The older Baptist, Methodist etc. people hate that stuff. But many are complaining that their kids and grandkids literally will NOT go to church otherwise. So they go to the megachurches.
One megachurch preacher, in his Sunday sermon, referred to Jesus as a "BAMF" (Bad Ass Motherfucker). Heads must have been exploding all over the county when the older folks learned the translation of BAMF.
trotsky
(49,533 posts)You just can't help but live in areas populated by religious fundies, can you? I mean apart from your stint in LA!
Well, Jesus is god's son.... and is god too.... so....
Act_of_Reparation
(9,116 posts)"Right wing Christians are driving young people away from religion with their craziness" makes for a more compelling bumper sticker than reality: that the interaction of complex social forces -- education, connectedness, income, secular support services -- have primed a fair fraction of an entire generation to be less religious than their forebears.
We really don't want to admit that people are finding less and less use for religion because religion has become less and less useful.
cdogzilla
(48 posts)I'm an atheist.

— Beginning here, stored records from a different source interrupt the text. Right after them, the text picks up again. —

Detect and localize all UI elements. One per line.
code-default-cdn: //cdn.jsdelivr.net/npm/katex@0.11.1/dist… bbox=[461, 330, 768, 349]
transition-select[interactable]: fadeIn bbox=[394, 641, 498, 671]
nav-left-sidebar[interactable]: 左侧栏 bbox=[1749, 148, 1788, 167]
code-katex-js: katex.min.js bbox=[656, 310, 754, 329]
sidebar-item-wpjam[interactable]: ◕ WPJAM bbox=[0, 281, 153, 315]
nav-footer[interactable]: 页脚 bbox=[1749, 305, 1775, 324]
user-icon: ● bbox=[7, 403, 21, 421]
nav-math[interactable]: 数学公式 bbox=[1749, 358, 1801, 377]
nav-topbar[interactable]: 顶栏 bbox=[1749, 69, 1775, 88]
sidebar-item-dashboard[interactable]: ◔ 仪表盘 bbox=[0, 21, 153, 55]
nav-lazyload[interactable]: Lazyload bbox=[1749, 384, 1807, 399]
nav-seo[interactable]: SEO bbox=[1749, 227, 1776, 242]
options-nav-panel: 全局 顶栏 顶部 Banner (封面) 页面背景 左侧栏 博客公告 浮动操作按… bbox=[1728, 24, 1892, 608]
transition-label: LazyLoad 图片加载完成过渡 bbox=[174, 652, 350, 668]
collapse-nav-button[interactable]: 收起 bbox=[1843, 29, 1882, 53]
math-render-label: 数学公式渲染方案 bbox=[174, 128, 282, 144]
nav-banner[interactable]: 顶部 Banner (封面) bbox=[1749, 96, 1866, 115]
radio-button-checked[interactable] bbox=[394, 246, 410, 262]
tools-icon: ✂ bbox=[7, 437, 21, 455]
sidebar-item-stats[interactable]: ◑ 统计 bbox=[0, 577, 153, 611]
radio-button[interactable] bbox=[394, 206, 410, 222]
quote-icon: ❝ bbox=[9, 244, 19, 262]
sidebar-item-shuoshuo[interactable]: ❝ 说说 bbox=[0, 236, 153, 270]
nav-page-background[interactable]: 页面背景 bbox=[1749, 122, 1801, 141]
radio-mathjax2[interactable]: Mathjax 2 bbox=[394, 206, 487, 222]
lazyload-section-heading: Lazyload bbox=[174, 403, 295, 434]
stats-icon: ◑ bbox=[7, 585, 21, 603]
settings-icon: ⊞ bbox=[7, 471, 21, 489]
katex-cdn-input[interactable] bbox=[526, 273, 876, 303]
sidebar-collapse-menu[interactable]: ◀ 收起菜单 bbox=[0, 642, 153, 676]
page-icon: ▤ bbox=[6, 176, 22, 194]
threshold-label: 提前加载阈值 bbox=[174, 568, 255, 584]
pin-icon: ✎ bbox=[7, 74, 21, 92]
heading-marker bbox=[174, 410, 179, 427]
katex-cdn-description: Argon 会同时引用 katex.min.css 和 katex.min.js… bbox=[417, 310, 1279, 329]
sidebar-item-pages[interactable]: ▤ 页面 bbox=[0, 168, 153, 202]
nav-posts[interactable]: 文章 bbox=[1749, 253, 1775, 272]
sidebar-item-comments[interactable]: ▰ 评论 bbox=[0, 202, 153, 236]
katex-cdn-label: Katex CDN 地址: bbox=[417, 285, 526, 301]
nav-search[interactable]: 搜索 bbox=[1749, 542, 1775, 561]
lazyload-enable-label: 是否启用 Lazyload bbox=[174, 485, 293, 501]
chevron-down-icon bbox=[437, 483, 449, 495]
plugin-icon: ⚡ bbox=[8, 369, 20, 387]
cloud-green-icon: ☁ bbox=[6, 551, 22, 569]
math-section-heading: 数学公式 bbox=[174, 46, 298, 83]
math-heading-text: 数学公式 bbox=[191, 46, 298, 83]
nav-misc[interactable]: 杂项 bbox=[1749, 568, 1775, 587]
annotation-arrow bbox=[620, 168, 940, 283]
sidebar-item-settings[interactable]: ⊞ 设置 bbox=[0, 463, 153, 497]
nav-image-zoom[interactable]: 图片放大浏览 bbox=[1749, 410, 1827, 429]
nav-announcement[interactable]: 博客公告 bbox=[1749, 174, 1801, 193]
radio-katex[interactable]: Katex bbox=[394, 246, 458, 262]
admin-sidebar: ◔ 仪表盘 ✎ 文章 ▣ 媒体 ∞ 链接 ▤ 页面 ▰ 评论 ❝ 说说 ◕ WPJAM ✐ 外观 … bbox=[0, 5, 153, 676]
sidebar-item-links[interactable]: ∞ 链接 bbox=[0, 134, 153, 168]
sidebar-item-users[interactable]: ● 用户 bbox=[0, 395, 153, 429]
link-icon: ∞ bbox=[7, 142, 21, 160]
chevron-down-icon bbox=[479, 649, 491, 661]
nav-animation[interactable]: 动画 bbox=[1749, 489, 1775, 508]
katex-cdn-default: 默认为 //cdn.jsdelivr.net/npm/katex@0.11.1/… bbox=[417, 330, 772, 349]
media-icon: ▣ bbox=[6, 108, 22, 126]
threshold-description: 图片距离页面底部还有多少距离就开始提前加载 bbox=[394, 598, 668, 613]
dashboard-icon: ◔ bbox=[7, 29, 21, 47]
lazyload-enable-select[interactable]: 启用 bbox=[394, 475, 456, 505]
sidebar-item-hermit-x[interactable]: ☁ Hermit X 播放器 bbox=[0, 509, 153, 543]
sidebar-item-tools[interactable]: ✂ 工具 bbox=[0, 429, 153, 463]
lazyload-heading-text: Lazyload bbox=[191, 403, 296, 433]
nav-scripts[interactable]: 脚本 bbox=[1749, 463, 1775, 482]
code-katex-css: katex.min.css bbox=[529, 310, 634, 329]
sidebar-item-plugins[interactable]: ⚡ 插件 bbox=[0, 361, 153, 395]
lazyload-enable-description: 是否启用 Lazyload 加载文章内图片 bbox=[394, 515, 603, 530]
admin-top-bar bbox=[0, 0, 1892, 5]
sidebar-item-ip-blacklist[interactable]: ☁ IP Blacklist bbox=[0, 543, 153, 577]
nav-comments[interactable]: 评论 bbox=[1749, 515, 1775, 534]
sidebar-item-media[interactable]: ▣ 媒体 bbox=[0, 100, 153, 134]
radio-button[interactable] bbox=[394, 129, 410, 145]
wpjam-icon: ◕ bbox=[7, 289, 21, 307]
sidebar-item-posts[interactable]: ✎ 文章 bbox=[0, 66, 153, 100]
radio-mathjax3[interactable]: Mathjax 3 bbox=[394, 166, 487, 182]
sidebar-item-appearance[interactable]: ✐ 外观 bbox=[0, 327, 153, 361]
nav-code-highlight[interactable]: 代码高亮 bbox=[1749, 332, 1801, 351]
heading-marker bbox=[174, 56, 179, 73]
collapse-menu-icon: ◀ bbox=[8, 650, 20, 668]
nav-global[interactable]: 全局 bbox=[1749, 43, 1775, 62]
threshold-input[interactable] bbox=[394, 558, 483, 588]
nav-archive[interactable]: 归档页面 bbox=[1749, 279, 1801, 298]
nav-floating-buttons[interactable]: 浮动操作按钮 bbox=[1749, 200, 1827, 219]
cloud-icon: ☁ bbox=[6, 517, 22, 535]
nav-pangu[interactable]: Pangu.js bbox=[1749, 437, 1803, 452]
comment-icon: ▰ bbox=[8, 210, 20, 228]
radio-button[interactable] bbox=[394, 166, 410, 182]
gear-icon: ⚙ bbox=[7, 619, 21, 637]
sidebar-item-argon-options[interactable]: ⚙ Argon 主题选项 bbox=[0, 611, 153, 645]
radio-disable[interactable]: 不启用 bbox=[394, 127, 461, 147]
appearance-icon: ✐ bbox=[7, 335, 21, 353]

My wife is "spirtual but not religious," and we've attended our local Unitarian Universalist church, but it's more than a half hour drive, and I didn't enjoy it *that* much, so our attendance has fallen off. But, I still meet up with the Dad's group for beers and enjoyed meeting UUs. If their was a sector of the religious affiliation spectrum I'd like to see grow, that'd be it. If they're falling off while megachurches prosper, then the news is even more depressing.
onager
(9,356 posts)More from that Pew poll, as reported in Christianity Today.
The headline says it all: Evangelicals Stay Strong As Christianity Crumbles
I'm sure the surge back to traditional mainstream Xianity is coming any day now. ..
I personally wish it would, since liberal Xians are usually easier to deal with than the Fundies. But I'm a grumpy verminous non-believer who prefers fact to fantasy, so I'd rather try to deal with things as they are. Not as I wish them to be.
http://www.christianitytoday.com/gleanings/2015/may/pew-evangelicals-stay-strong-us-religious-landscape-study.html
nil desperandum
(654 posts)the surly curmudgeons who make better neighbors are the types I prefer!